There were 68 households, out of which 41.2% had children under the age of 18 living with them, 60.3% were married couples living together, 2.9% had a female householder with no husband present, and 32.4% were non-families. 27.9% of all households were made up of individuals, and 17.6% had someone living alone who was 65 years of age or older. The average household size was 2.91 and the average family size was 3.70.

In the village, the population was spread out, with 35.4% under the age of 18, 6.6% from 18 to 24, 30.8% from 25 to 44, 12.1% from 45 to 64, and 15.2% who were 65 years of age or older.
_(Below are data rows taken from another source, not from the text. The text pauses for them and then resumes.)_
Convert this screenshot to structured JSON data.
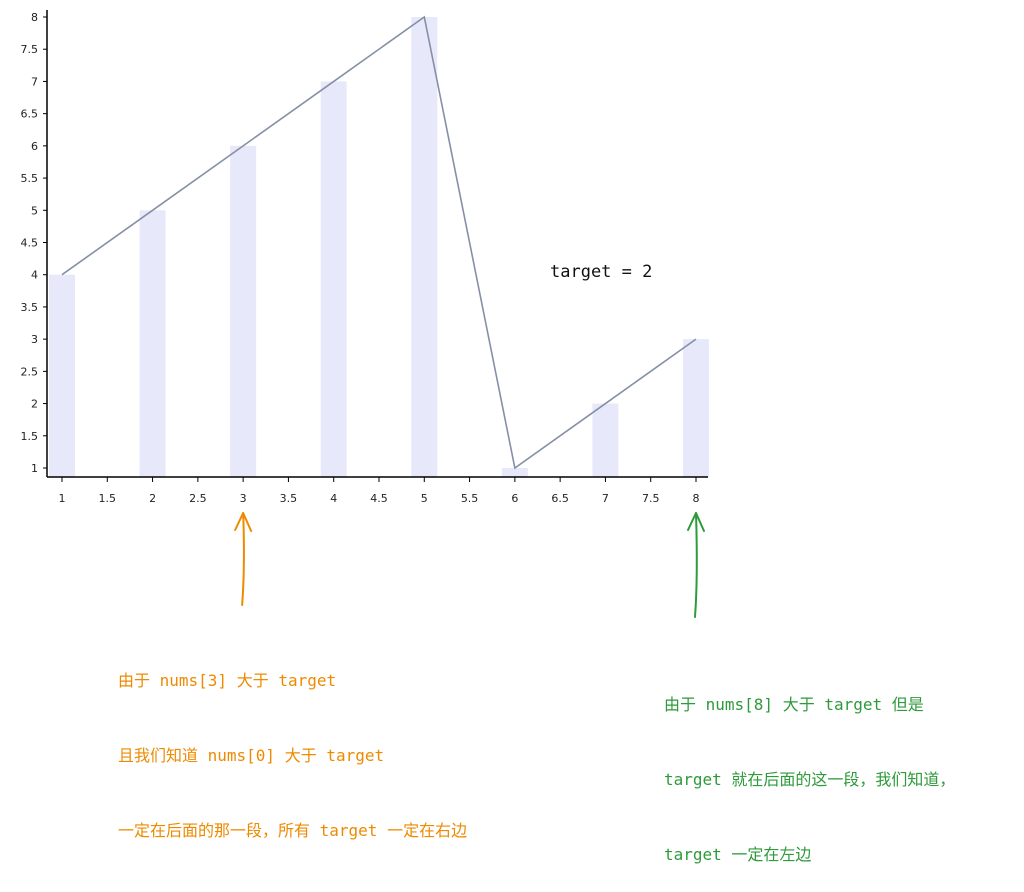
{
  "chart_data": {
    "type": "bar",
    "x": [
      1,
      2,
      3,
      4,
      5,
      6,
      7,
      8
    ],
    "values": [
      4,
      5,
      6,
      7,
      8,
      1,
      2,
      3
    ],
    "line_values": [
      4,
      5,
      6,
      7,
      8,
      1,
      2,
      3
    ],
    "xlim": [
      1,
      8
    ],
    "ylim": [
      1,
      8
    ],
    "x_ticks": [
      "1",
      "1.5",
      "2",
      "2.5",
      "3",
      "3.5",
      "4",
      "4.5",
      "5",
      "5.5",
      "6",
      "6.5",
      "7",
      "7.5",
      "8"
    ],
    "y_ticks": [
      "1",
      "1.5",
      "2",
      "2.5",
      "3",
      "3.5",
      "4",
      "4.5",
      "5",
      "5.5",
      "6",
      "6.5",
      "7",
      "7.5",
      "8"
    ],
    "title": "",
    "xlabel": "",
    "ylabel": "",
    "grid": false,
    "colors": {
      "bar": "#e8e8fb",
      "line": "#8590a6",
      "axis": "#000000"
    }
  },
  "annotations": {
    "target_label": "target = 2",
    "orange_note": {
      "color": "#ee8a00",
      "points_to_x": 3,
      "lines": [
        "由于 nums[3] 大于 target",
        "且我们知道 nums[0] 大于 target",
        "一定在后面的那一段，所有 target 一定在右边"
      ]
    },
    "green_note": {
      "color": "#2e9a3a",
      "points_to_x": 8,
      "lines": [
        "由于 nums[8] 大于 target 但是",
        "target 就在后面的这一段，我们知道，",
        "target 一定在左边"
      ]
    }
  }
}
The median age was 29 years. For every 100 females, there were 108.4 males. For every 100 females age 18 and over, there were 113.3 males.

The median income for a household in the village was $29,250, and the median income for a family was $34,167. Males had a median income of $25,000 versus $23,125 for females. The per capita income for the village was $11,061. About 7.7% of families and 14.4% of the population were below the poverty line, including 17.9% of those under the age of eighteen and 5.6% of those 65 or over.

==Education==
It is in the Abbotsford School District.